The College Swimming and Diving Coaches Association of America (CSCAA) has joined three other coaching associations calling for answers on what post-House settlement athletics will look like.

The final House agreement was finalized late Friday night. CSCAA responded with a joint letter, released with the American Volleyball Coaches Association, the National Wrestling Coaches Association and the U.S. Track & Field and Cross Country Coaches Association.

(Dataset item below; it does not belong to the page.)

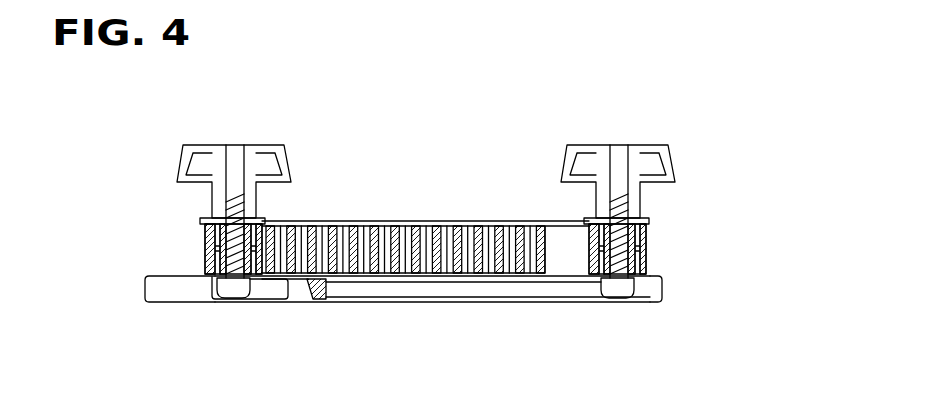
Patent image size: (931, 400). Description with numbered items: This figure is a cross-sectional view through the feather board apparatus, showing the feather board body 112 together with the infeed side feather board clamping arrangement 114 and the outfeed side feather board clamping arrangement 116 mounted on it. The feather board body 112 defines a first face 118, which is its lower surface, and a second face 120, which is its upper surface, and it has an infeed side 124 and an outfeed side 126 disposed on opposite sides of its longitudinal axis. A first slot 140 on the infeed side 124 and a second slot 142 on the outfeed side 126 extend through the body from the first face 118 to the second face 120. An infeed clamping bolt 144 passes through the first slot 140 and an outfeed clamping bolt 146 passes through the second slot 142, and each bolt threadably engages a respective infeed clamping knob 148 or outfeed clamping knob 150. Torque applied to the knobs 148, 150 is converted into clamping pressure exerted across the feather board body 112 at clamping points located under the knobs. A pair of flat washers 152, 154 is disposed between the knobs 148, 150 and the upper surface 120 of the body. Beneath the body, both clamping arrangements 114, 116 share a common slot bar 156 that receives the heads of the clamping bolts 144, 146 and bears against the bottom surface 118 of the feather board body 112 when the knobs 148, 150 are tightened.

Among the chief concerns are:

  •  definition of student-athletes’ status as employees or some other category, which remains unanswered
  •  concerns about college sports “disproportionately benefit(ing) a small fraction of the NCAA student-athlete population while jeopardizing opportunities for others,” namely all the revenue going to football and basketball
  • questions of Title IX compliance and where it falls within the NCAA’s diminished oversight and the new College Sports Commission, specifically how the gender equity it requires will be applied to payments and roster allocations
  • calling on Congress to step in and legislate on such issues.

CSCAA has consistently prioritized the need to “protect and maintain:” That is, to protect Olympic sports by “establish proportional spending targets by classification to safeguard meaningful investment” in sports that are not football and basketball, and to maintain the current NCAA sports sponsorship requirements for schools that have football so that universities don’t cut everything but the prime revenue-generating sport.

From the letter:

We are concerned that the new financial obligations placed on schools will force administrators to divert attention and resources away from non-football and non-basketball sports—the very programs in which the majority of NCAA student-athletes participate. This is no hypothetical. Budget cuts and program eliminations have already occurred in anticipation of today’s decision, and more are likely to follow. Furthermore, the settlement leaves unaddressed the critical issues of employment classification for student-athletes and the application of Title IX, creating further uncertainty and risk for our sports programs in particular.

The future of college sports must not disproportionately benefit a small fraction of the NCAA student-athlete population while jeopardizing opportunities for others. Congress must intervene to address these pressing issues and ensure a balanced, equitable path forward for all student-athletes, including the protection of existing requirements of schools to maintain robust sport sponsorship and meaningful allocation of resources for non-football and non-basketball programs.